The ETL process plays an important factor in the development work of a data warehouse, mainly because a large amount of time is dedicated to the design and implementation of ETL processes. In this days of information age, the large amounts of data that is generated in any business is grown faster and faster, with faster computer and faster networks, the ability to produce and record incredible amounts of transactions, or information from the many different departments in an enterprise is so overwhelming that no single person in the organization knows where are all the operational data sources for each department is; just simply putting that generating reports and comparing numbers with other departments might yield discrepancies for the same data. There fore every business needs one an only one centralize place to go for historical information of the enterprise. This type of information structure allows for smarter business intelligence (BI) which should be heart of any business because it will enable them to understand, business trends, improve decisions, support and justify daily operations
Thanks to the ETL process this centralized source of information is kept updated and synchronized with data from all the different sources across the business required for effective business intelligence.
Where is ETL used?
ETL tools can be used for data integration to integrate existing data with other differently designed and structured kinds of data, making the migration process of data less painful and this type of tools are more commonly used to extract information from mainframes and them feed (load and update) the data to an integrated data warehouse, which is typically a very large database that contains all the important historical information of an enterprise business, and it is used to facilitate better intelligent decision making trough the use of query reporting and analysis, enabling the data warehouse users to work off a single set of data and therefore obtaining a single version of the truth.

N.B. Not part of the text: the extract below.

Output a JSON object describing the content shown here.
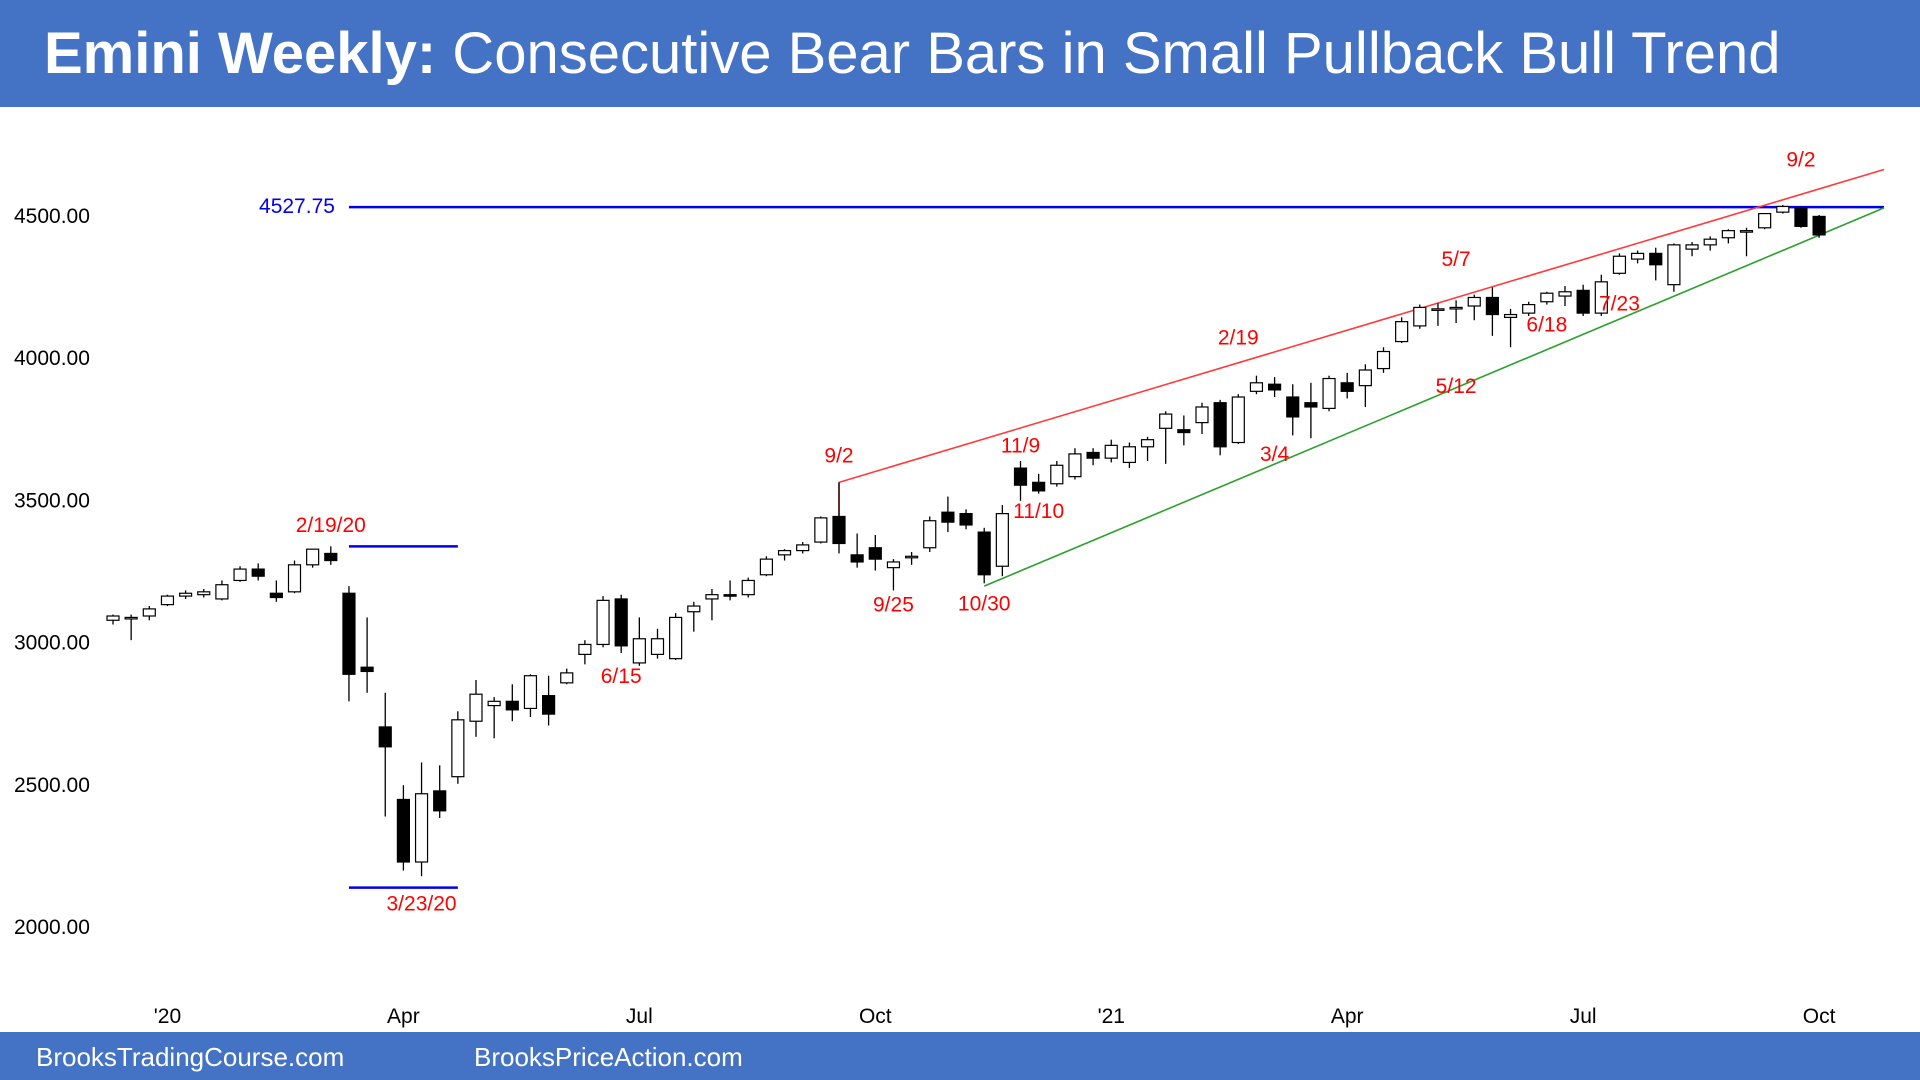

What types of ETL tools technologies exist?
There are 3 mayor types of ETL tools:
- The traditional ETL engine based product, which generates code within its engine to accomplish the task.

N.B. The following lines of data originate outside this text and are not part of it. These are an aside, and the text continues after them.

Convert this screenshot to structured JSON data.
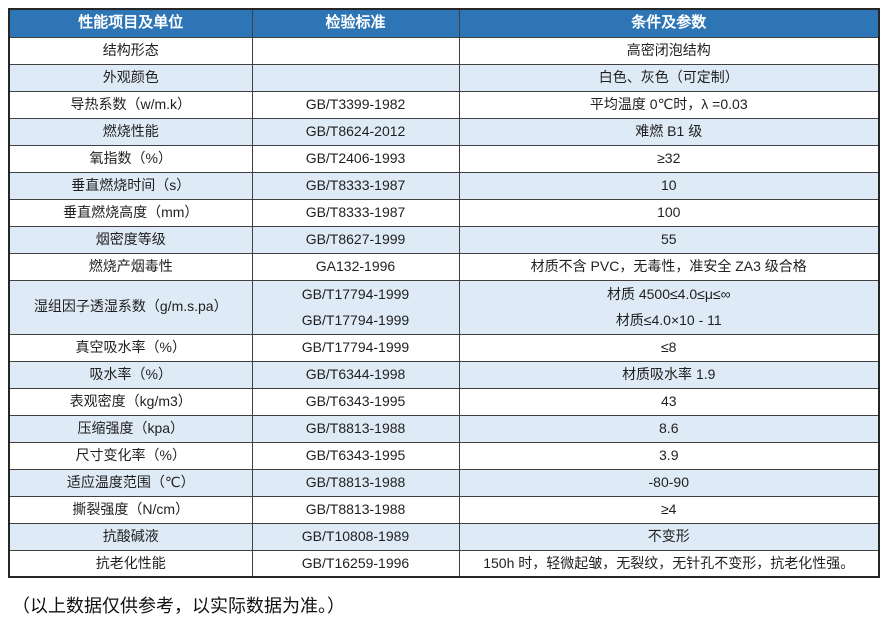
{
  "colors": {
    "header_bg": "#2E75B6",
    "header_text": "#FFFFFF",
    "row_alt_bg": "#DEEAF6",
    "border": "#404040",
    "text": "#1F1F1F"
  },
  "table": {
    "columns": [
      "性能项目及单位",
      "检验标准",
      "条件及参数"
    ],
    "rows": [
      {
        "label": "结构形态",
        "standard": "",
        "value": "高密闭泡结构",
        "alt": false
      },
      {
        "label": "外观颜色",
        "standard": "",
        "value": "白色、灰色（可定制）",
        "alt": true
      },
      {
        "label": "导热系数（w/m.k）",
        "standard": "GB/T3399-1982",
        "value": "平均温度 0℃时，λ =0.03",
        "alt": false
      },
      {
        "label": "燃烧性能",
        "standard": "GB/T8624-2012",
        "value": "难燃 B1 级",
        "alt": true
      },
      {
        "label": "氧指数（%）",
        "standard": "GB/T2406-1993",
        "value": "≥32",
        "alt": false
      },
      {
        "label": "垂直燃烧时间（s）",
        "standard": "GB/T8333-1987",
        "value": "10",
        "alt": true
      },
      {
        "label": "垂直燃烧高度（mm）",
        "standard": "GB/T8333-1987",
        "value": "100",
        "alt": false
      },
      {
        "label": "烟密度等级",
        "standard": "GB/T8627-1999",
        "value": "55",
        "alt": true
      },
      {
        "label": "燃烧产烟毒性",
        "standard": "GA132-1996",
        "value": "材质不含 PVC，无毒性，准安全 ZA3 级合格",
        "alt": false
      },
      {
        "label": "湿组因子透湿系数（g/m.s.pa）",
        "standard": [
          "GB/T17794-1999",
          "GB/T17794-1999"
        ],
        "value": [
          "材质 4500≤4.0≤μ≤∞",
          "材质≤4.0×10 - 11"
        ],
        "alt": true,
        "tall": true
      },
      {
        "label": "真空吸水率（%）",
        "standard": "GB/T17794-1999",
        "value": "≤8",
        "alt": false
      },
      {
        "label": "吸水率（%）",
        "standard": "GB/T6344-1998",
        "value": "材质吸水率 1.9",
        "alt": true
      },
      {
        "label": "表观密度（kg/m3）",
        "standard": "GB/T6343-1995",
        "value": "43",
        "alt": false
      },
      {
        "label": "压缩强度（kpa）",
        "standard": "GB/T8813-1988",
        "value": "8.6",
        "alt": true
      },
      {
        "label": "尺寸变化率（%）",
        "standard": "GB/T6343-1995",
        "value": "3.9",
        "alt": false
      },
      {
        "label": "适应温度范围（℃）",
        "standard": "GB/T8813-1988",
        "value": "-80-90",
        "alt": true
      },
      {
        "label": "撕裂强度（N/cm）",
        "standard": "GB/T8813-1988",
        "value": "≥4",
        "alt": false
      },
      {
        "label": "抗酸碱液",
        "standard": "GB/T10808-1989",
        "value": "不变形",
        "alt": true
      },
      {
        "label": "抗老化性能",
        "standard": "GB/T16259-1996",
        "value": "150h 时，轻微起皱，无裂纹，无针孔不变形，抗老化性强。",
        "alt": false
      }
    ]
  },
  "footnote": "（以上数据仅供参考，以实际数据为准。）"
}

- ETL solutions included with the RDBMS
- ETL tools based on SQL generation to take advantage of the specific RDBMS optimizations
ETL tool buy or built?
If it is the first time you ever get involved in the project of developing a data warehouse, sooner or later you will have to decide whether to purchase an off-the-shelf ETL software or build your own ETL solution, and of course the best answer to this question is the typical contractor answer: it depends on your situation. Whether or not you have enough resources, time and knowledge to build your own or you prefer to deal with the operating cost of evaluating, choosing, purchasing, installing and learning the ins and outs of an ETL package. Definitely both approaches have to be carefully and meticulously analyzed using advantages and disadvantages for each option to see which solution is the best to quickly and efficiently meet the needs of your business.
Buying an ETL tool:
- The amount of ETL development time will be drastically reduced
- Tool will come with wide range of rich built-in features
- The tool can be reused for future phases of the project, or future projects.

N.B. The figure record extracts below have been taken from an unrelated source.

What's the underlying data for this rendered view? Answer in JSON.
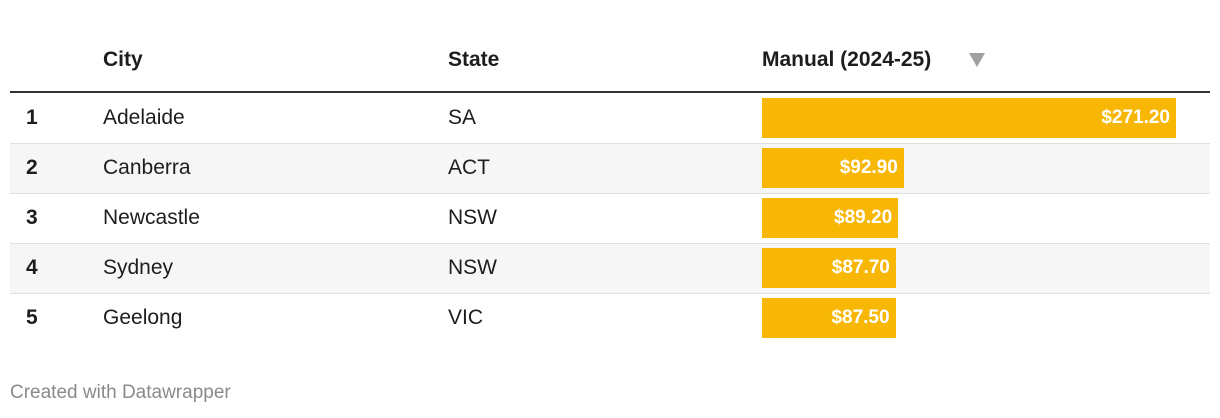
{
  "table": {
    "columns": [
      "City",
      "State",
      "Manual (2024-25)"
    ],
    "rows": [
      {
        "rank": 1,
        "city": "Adelaide",
        "state": "SA",
        "manual": 271.2,
        "manual_label": "$271.20"
      },
      {
        "rank": 2,
        "city": "Canberra",
        "state": "ACT",
        "manual": 92.9,
        "manual_label": "$92.90"
      },
      {
        "rank": 3,
        "city": "Newcastle",
        "state": "NSW",
        "manual": 89.2,
        "manual_label": "$89.20"
      },
      {
        "rank": 4,
        "city": "Sydney",
        "state": "NSW",
        "manual": 87.7,
        "manual_label": "$87.70"
      },
      {
        "rank": 5,
        "city": "Geelong",
        "state": "VIC",
        "manual": 87.5,
        "manual_label": "$87.50"
      }
    ],
    "bar_color": "#f8b705"
  },
  "footer": "Created with Datawrapper"
}
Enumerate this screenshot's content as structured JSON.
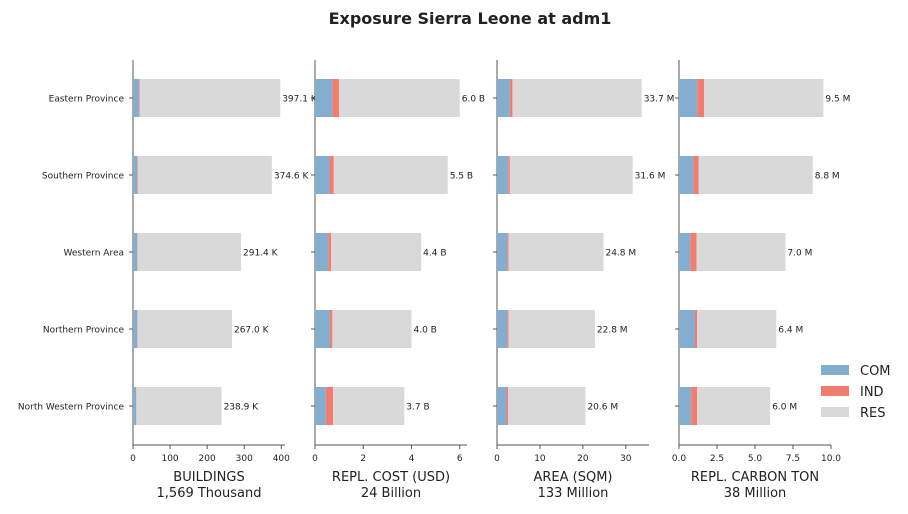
{
  "title": "Exposure Sierra Leone at adm1",
  "chart_data": {
    "type": "bar",
    "orientation": "horizontal",
    "stacked": true,
    "categories": [
      "Eastern Province",
      "Southern Province",
      "Western Area",
      "Northern Province",
      "North Western Province"
    ],
    "legend": {
      "placement": "bottom-right",
      "entries": [
        {
          "name": "COM",
          "color": "#84aed0"
        },
        {
          "name": "IND",
          "color": "#f47c6e"
        },
        {
          "name": "RES",
          "color": "#d9d9d9"
        }
      ]
    },
    "grid": false,
    "panels": [
      {
        "xlabel": "BUILDINGS",
        "subtitle": "1,569 Thousand",
        "xlim": [
          0,
          410
        ],
        "ticks": [
          0,
          100,
          200,
          300,
          400
        ],
        "tick_labels": [
          "0",
          "100",
          "200",
          "300",
          "400"
        ],
        "series": [
          {
            "name": "COM",
            "values": [
              16,
              11,
              11,
              11,
              8
            ]
          },
          {
            "name": "IND",
            "values": [
              2,
              2,
              1,
              1,
              1
            ]
          },
          {
            "name": "RES",
            "values": [
              379.1,
              361.6,
              279.4,
              255.0,
              229.9
            ]
          }
        ],
        "labels": [
          "397.1 K",
          "374.6 K",
          "291.4 K",
          "267.0 K",
          "238.9 K"
        ]
      },
      {
        "xlabel": "REPL. COST (USD)",
        "subtitle": "24 Billion",
        "xlim": [
          0,
          6.3
        ],
        "ticks": [
          0,
          2,
          4,
          6
        ],
        "tick_labels": [
          "0",
          "2",
          "4",
          "6"
        ],
        "series": [
          {
            "name": "COM",
            "values": [
              0.72,
              0.6,
              0.55,
              0.62,
              0.45
            ]
          },
          {
            "name": "IND",
            "values": [
              0.28,
              0.18,
              0.12,
              0.1,
              0.3
            ]
          },
          {
            "name": "RES",
            "values": [
              5.0,
              4.72,
              3.73,
              3.28,
              2.95
            ]
          }
        ],
        "labels": [
          "6.0 B",
          "5.5 B",
          "4.4 B",
          "4.0 B",
          "3.7 B"
        ]
      },
      {
        "xlabel": "AREA (SQM)",
        "subtitle": "133 Million",
        "xlim": [
          0,
          35.4
        ],
        "ticks": [
          0,
          10,
          20,
          30
        ],
        "tick_labels": [
          "0",
          "10",
          "20",
          "30"
        ],
        "series": [
          {
            "name": "COM",
            "values": [
              3.0,
              2.6,
              2.4,
              2.4,
              2.2
            ]
          },
          {
            "name": "IND",
            "values": [
              0.6,
              0.4,
              0.3,
              0.3,
              0.4
            ]
          },
          {
            "name": "RES",
            "values": [
              30.1,
              28.6,
              22.1,
              20.1,
              18.0
            ]
          }
        ],
        "labels": [
          "33.7 M",
          "31.6 M",
          "24.8 M",
          "22.8 M",
          "20.6 M"
        ]
      },
      {
        "xlabel": "REPL. CARBON TON",
        "subtitle": "38 Million",
        "xlim": [
          0,
          10
        ],
        "ticks": [
          0,
          2.5,
          5,
          7.5,
          10
        ],
        "tick_labels": [
          "0.0",
          "2.5",
          "5.0",
          "7.5",
          "10.0"
        ],
        "series": [
          {
            "name": "COM",
            "values": [
              1.2,
              0.95,
              0.75,
              1.05,
              0.8
            ]
          },
          {
            "name": "IND",
            "values": [
              0.45,
              0.35,
              0.4,
              0.15,
              0.4
            ]
          },
          {
            "name": "RES",
            "values": [
              7.85,
              7.5,
              5.85,
              5.2,
              4.8
            ]
          }
        ],
        "labels": [
          "9.5 M",
          "8.8 M",
          "7.0 M",
          "6.4 M",
          "6.0 M"
        ]
      }
    ]
  }
}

- The ETL rules will be more readable for easy of debugging
- Simplicity of ETL process maintenance
- Increase time spend for evaluation, selection and learning of the product
- The higher cost of purchasing, training and licensing fees might be out of budget
- Because is not custom build, might not fit 100% to your needs.
Building custom ETL processes:
- Lower financial costs of developing the home grown ETL vs. buying
- There is no training costs involved
- Is 100% specifically designed to match your needs
- More flexibility for complex data sources or transformation mappings
- Time need for the development process life cycle
- Not having all the rich functionality of an ETL software package
- All the overhead involved in maintaining custom code
- Difficulty or reusability for different projects
The bottom line when it comes to ETL is that not matter how much progress and how good the ETL package has improved, it still have a higher cost of acquisition while building a custom solutions is expensive to own and maintain. Each approach has its own particularities across industries and they vary a lot depending on your requirements, sometimes is easy to spot the solution you must have and sometimes is not; just remember all time when evaluating possibilities that the general tendency is to integrate data quickly, practically, and cost effectively.
The final word on ETL
In general ETL solutions truly depend on the circumstances of your scenarios, and the best way to decide is to conduct a deep evaluation of both methods for your needs.
In my experience if you have the budged and want to reduce the number of headaches, buying the tool could be the way to go because of the speed of deployment and the reusability in other projects.